By Paul Harwood, Chief Investment Officer.
Most forecasts are looking at 2018 as being “more of the same”, following the pattern of 2017. On current evidence, these are reasonable assumptions but it is important to be aware of what might happen and to be ready to identify early signs of change.
A good starting point is the US. Here, the Federal Reserve is currently predicting three 0.25% increases in interest rates this year. Underlying economic growth is around 2.5% and with further stimulus from mildly accelerating global growth and probable US tax cuts, the basis for such interest rate changes looks well founded. Whilst investors may accept these rate forecasts, US and international bond markets are not fully adjusted to this prospect with yields remaining stubbornly low. This is a function of global financial liquidity brought about by nearly a decade of quantitative easing. Should central banks unwind these programmes, then bond yields would rise. A substantial increase in bond yields would be an early indicator for subsequent equity market weakness.
The economic picture both in Europe and Asia is strong and we continue to favour these regions in our mandates with global exposure. Consensus growth forecasts are 2.5% and 3.5% respectively. Neither excessive growth nor inflation seem likely to undermine economic policy in the regions, though the European Central Bank has indicated that it will curtail its quantitative easing programme in 2018. Probably, the principal risk lies in a pronounced Chinese slowdown. Rio Tinto (the mining giant) has hinted at lower expected Chinese metal demand during the first half of 2018, but recent high demand for coal and gas in China seems to contradict this. Clearly, Chinese economic performance has important implications for all the major world economies.

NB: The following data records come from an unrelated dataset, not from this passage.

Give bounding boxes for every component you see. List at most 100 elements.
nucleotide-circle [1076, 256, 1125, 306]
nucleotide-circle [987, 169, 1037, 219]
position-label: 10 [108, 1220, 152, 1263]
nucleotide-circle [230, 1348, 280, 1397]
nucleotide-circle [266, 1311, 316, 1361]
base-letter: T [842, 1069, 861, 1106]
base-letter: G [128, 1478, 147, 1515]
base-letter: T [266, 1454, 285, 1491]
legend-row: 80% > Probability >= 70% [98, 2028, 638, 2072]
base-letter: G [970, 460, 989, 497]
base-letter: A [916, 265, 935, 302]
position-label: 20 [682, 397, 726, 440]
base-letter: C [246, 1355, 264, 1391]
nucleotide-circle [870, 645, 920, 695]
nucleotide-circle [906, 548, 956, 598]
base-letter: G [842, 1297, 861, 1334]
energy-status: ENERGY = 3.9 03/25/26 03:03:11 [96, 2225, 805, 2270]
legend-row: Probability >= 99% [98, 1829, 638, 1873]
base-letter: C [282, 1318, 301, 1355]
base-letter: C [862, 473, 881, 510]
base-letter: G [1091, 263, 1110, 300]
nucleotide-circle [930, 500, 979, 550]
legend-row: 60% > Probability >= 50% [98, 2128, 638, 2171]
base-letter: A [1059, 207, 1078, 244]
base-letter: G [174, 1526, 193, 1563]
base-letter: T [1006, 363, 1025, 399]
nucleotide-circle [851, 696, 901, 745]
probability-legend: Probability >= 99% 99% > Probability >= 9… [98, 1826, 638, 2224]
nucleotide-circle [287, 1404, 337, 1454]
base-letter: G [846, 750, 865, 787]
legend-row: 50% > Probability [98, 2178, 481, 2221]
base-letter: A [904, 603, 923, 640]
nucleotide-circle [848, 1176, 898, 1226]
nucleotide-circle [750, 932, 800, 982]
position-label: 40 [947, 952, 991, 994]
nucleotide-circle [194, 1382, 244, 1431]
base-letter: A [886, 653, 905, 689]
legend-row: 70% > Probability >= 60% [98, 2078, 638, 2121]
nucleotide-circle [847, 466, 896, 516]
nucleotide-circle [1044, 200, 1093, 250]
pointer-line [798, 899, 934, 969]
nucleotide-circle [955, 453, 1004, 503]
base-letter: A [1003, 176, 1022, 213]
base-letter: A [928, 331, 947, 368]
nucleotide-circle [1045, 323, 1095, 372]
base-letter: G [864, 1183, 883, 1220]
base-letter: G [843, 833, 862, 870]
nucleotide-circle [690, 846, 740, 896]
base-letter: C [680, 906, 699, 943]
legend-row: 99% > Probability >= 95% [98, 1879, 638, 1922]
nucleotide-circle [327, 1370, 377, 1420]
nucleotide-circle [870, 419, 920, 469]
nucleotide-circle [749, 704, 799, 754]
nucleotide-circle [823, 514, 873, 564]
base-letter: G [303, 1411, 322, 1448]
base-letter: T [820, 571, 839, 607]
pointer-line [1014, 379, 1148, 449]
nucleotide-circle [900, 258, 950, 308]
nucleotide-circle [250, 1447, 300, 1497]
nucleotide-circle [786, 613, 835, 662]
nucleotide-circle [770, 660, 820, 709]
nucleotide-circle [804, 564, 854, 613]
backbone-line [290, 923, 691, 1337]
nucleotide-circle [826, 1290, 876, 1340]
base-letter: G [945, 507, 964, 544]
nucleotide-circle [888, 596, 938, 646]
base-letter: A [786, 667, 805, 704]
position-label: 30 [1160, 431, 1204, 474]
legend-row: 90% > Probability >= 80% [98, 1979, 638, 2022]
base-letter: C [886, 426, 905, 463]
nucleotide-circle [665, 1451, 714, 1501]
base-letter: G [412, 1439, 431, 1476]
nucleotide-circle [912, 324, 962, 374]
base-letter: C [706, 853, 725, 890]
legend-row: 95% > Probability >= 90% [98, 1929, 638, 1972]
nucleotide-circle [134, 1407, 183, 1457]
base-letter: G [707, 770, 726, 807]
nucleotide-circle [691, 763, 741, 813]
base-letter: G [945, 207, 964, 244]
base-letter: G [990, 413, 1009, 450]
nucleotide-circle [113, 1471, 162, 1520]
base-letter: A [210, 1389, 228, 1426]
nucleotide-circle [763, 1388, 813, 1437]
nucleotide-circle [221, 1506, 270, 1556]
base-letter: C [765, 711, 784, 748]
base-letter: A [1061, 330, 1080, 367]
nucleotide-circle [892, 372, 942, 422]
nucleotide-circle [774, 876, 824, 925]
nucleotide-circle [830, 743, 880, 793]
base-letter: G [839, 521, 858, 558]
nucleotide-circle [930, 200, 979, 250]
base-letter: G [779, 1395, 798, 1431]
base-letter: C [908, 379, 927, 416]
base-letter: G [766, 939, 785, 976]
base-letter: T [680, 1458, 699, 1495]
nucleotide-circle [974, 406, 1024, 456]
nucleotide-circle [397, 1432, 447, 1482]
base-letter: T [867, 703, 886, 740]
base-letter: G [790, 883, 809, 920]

UK growth slipped marginally to about 1.8% in 2017 after 1.9% in 2016. However, accelerating growth in the US, Europe and Asia makes this a relatively poor outcome. Sterling’s weakness post Brexit led to a small decline in consumer spending power and business investment was held back by the surrounding uncertainty. 2018 should witness steadier real incomes and the inevitably delayed benefit from sterling weakness on UK competitiveness. Manufacturing industry forward indicators are showing good strength and the much larger services sector held up well in the final quarter of 2017. Consequently, there are solid reasons to expect overall UK growth to stabilise in 2018, especially given the favourable European backdrop.
UK Equity Investment Outlook
The economic background for UK equities is probably better than consensus expectations. However, the impact of politics on the exchange rate and sector strategy will be equally important. There is a risk that, if the Brexit ‘process’ goes badly, the Conservative government will be blamed despite the democratic vote to leave. The passage of time also favours Labour since at the next general election (2022 at the latest) a high proportion of the voting population will not have experienced the impact of essentially socialist politics on economic performance and general welfare. Hopefully, this will not damage investor sentiment in the near term.
Our UK portfolios feature a particularly strong position in companies and industries that generate a significant proportion of their earnings overseas and are exposed to growing international demand. In the short run, sterling’s partial recovery against the US$ will negate some of this benefit, though there are now offsetting tax reductions on US profits. Businesses with a more European focus still have a major exchange rate benefit and for exporters, the margin and volume uplift from sterling weakness has yet to be fully captured. More generally, slower growth in the UK relative to the US and Europe together with the UK’s persistent Balance of Payments current account deficit, ‘Brexit’ negotiations and longer term political risk all seem likely to cause further sterling weakness over the medium term.
Although underlying demand may now have stabilised, we expect many consumer facing businesses will continue to see increasing competition. This is particularly true in retailing but internet based competition is also directly or indirectly affecting some leisure based industries. A focus on clear winners in all consumer sectors will be key. So called ‘recovery stocks’ may prove illusory if business models cannot adapt.
With the threat to profitability in the utility sectors, investors may re-evaluate businesses (typically in the support services area) which share the same low cyclicality and continuity. Some such companies were overlooked in 2017 in the search for growth and overseas earnings.
We are expecting an improvement in banking profitability in 2018 as interest rates edge higher and Personal Protection Insurance claims start to decline. We are nervous about longer term competitive challenges through new competition but current valuations still seem unduly cautious.
Shares in the energy and metals sectors have had strong performances through 2016/17. With the global economic recovery likely to continue for some time and with commodity supply and demand in better balance, there would seem further potential. We are also anticipating dividends to be somewhat ahead of market expectation.
We have some exposure to science and technology based businesses though this was reduced during 2017. Very high valuations and companies with a narrow range of activities can show volatile share price performance.
More generally, good investment performance in 2018 will require diligence. There have been a number of profit warnings during the latter part of 2017 and share price reactions have been severe. That pattern is expected to be repeated in 2018. Low quality businesses with aggressive accounting must be avoided.
We do not consider the UK stock market overvalued given the favourable economic background and growth potential in many equity market sectors. Low long term bond yields reinforce this view. We argued last year that poor bond market performance could be a positive for equities causing a repositioning of investment portfolios. This still looks a valid observation provided global liquidity conditions stay favourable.